Shelton official: Budget workshop schedule a 'disservice' to taxpayers

Mayor Mark A. Lauretti presented his budget for Fiscal Year 2021-2022 to the Board of Aldermen and the Board of Apportionment and Taxation at Shelton City Hall in Shelton, Conn., on Thursday April 1, 2021.

Mayor Mark A. Lauretti presented his budget for Fiscal Year 2021-2022 to the Board of Aldermen and the Board of Apportionment and Taxation at Shelton City Hall in Shelton, Conn., on Thursday April 1, 2021.

Christian Abraham / Hearst Connecticut Media

SHELTON — Allowing the Board of Apportionment and Taxation only two workshops is not enough time for a full analysis of Mayor Mark Lauretti’s proposed budget, one A&T member says.

A&T will holds its first budget workshop Thursday when the Board of Education will present its budget. The meeting will start at 6 p.m. in the City Hall auditorium and can be viewed live on the city’s website.

The board will hold its second budget workshop focused on the city departments at 6 p.m. April 27 with a final vote scheduled for April 29 on the budget to be sent to the Board of Aldermen for approval. Attendance in the auditorium will be limited to 50 people.

“This does a disservice to the voters and taxpayers in Shelton, who voted down the charter revision proposal last year in overwhelming numbers, because they saw the value in checks and balances in the budget process,” said A&T member Michelle Laubin, a Democrat.

“I do not think that one night for hearing from all the city departments is going to be adequate,” Laubin added, “and no time has been scheduled with the Board of A&T for analyzing the information obtained from the budget hearings and considering changes to the budget proposed by the mayor.”

Lauretti questioned the need for such workshops, considering his proposed budget is a mere $43,728 more than the present fiscal year’s number. He also pointed out that A&T Chairman Jay Francino-Quinn set the A&T schedule.

Francino-Quinn, a Republican, could not be reached for comment.

Last year, A&T Democrats, on a conference call for the meeting in May to vote on the budget, hung up their phones, leaving the budget workshop and preventing Republican members from voting on the mayor’s budget plan.

With the three Democrats no longer at the remote meeting, there was no quorum and the vote could not be taken. Lauretti took a five-minute recess after the Democrats left the meeting, and when he returned, he adjourned the meeting. A&T never met again, and the mayor’s budget was forwarded to the aldermen unchanged.

A&T’s workshops are focusing on Lauretti’s proposed 2021-22 fiscal year budget, which stands at $128,225,767, a $43,728 increase from the present year.

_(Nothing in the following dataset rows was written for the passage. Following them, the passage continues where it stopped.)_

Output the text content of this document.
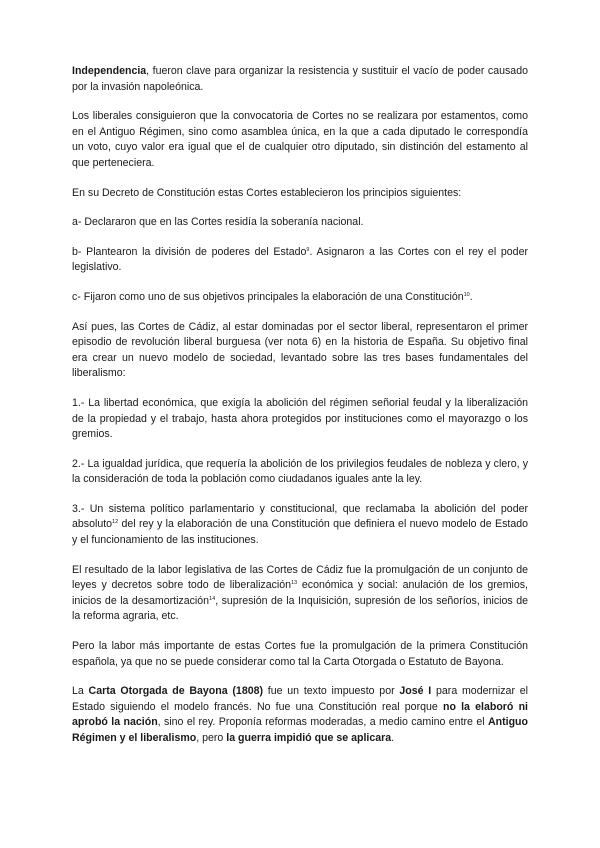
Independencia, fueron clave para organizar la resistencia y sustituir el vacío de poder causado por la invasión napoleónica.

Los liberales consiguieron que la convocatoria de Cortes no se realizara por estamentos, como en el Antiguo Régimen, sino como asamblea única, en la que a cada diputado le correspondía un voto, cuyo valor era igual que el de cualquier otro diputado, sin distinción del estamento al que perteneciera.

En su Decreto de Constitución estas Cortes establecieron los principios siguientes:

a- Declararon que en las Cortes residía la soberanía nacional.

b- Plantearon la división de poderes del Estado$^9$. Asignaron a las Cortes con el rey el poder legislativo.

c- Fijaron como uno de sus objetivos principales la elaboración de una Constitución$^{10}$.

Así pues, las Cortes de Cádiz, al estar dominadas por el sector liberal, representaron el primer episodio de revolución liberal burguesa (ver nota 6) en la historia de España. Su objetivo final era crear un nuevo modelo de sociedad, levantado sobre las tres bases fundamentales del liberalismo:

1.- La libertad económica, que exigía la abolición del régimen señorial feudal y la liberalización de la propiedad y el trabajo, hasta ahora protegidos por instituciones como el mayorazgo o los gremios.

2.- La igualdad jurídica, que requería la abolición de los privilegios feudales de nobleza y clero, y la consideración de toda la población como ciudadanos iguales ante la ley.

3.- Un sistema político parlamentario y constitucional, que reclamaba la abolición del poder absoluto$^{12}$ del rey y la elaboración de una Constitución que definiera el nuevo modelo de Estado y el funcionamiento de las instituciones.

El resultado de la labor legislativa de las Cortes de Cádiz fue la promulgación de un conjunto de leyes y decretos sobre todo de liberalización$^{13}$ económica y social: anulación de los gremios, inicios de la desamortización$^{14}$, supresión de la Inquisición, supresión de los señoríos, inicios de la reforma agraria, etc.

Pero la labor más importante de estas Cortes fue la promulgación de la primera Constitución española, ya que no se puede considerar como tal la Carta Otorgada o Estatuto de Bayona.

La Carta Otorgada de Bayona (1808) fue un texto impuesto por José I para modernizar el Estado siguiendo el modelo francés. No fue una Constitución real porque no la elaboró ni aprobó la nación, sino el rey. Proponía reformas moderadas, a medio camino entre el Antiguo Régimen y el liberalismo, pero la guerra impidió que se aplicara.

If the mayor’s budget is approved as proposed, the mill rate would be 22.03, a 1.74 reduction from the present fiscal year.

“I would ask that the mayor and the Board of Aldermen advocate for a fair and thorough review of the proposed budget,” Laubin said, “not just rushing this through because the mayor doesn’t want anyone taking a hard look at his budget.”

Laubin said A&T’s presence can only be helpful “if we are given adequate time and resources to do the job that the charter demands.”

“The idea that we are going to be prepared to vote on the budget only two days after holding one night of hearings, with no time scheduled for debate and revision, means that the mayor is not anticipating that there will be any debate or any revision, and has already predetermined the outcome of the budget process,” Laubin added.

A&T board members are asked to submit budget questions or requests for a specific department or agency to attend the April 27 meeting in advance.

Lauretti’s budget included a modest increase for the Board of Education budget, which has been $72,765,000 for the past two years. Lauretti's education proposal stands at $72,900,000 — a $135,000 increase over the 2020-21 fiscal year budget, but more than $2 million less than the school board requested.

This year, the Board of Education has approved a 2021-22 budget request of $74,944,205 — a $2,179,205, or 2.99 percent — hike from the previous year.

Eliminating A&T was part of the proposed charter revision, which was resoundingly defeated last November.

A&T, under the charter, is required to hold at least one joint hearing with the Board of Aldermen and also hold hearings with department heads if deemed appropriate. A&T is charged with approving the budget as submitted or present a budget with its proposed changes — approved by a majority vote — to the aldermen no later than May 1.

A&T has six members, three Democrat, three Republican. Lauretti is the deciding vote in case of a tie.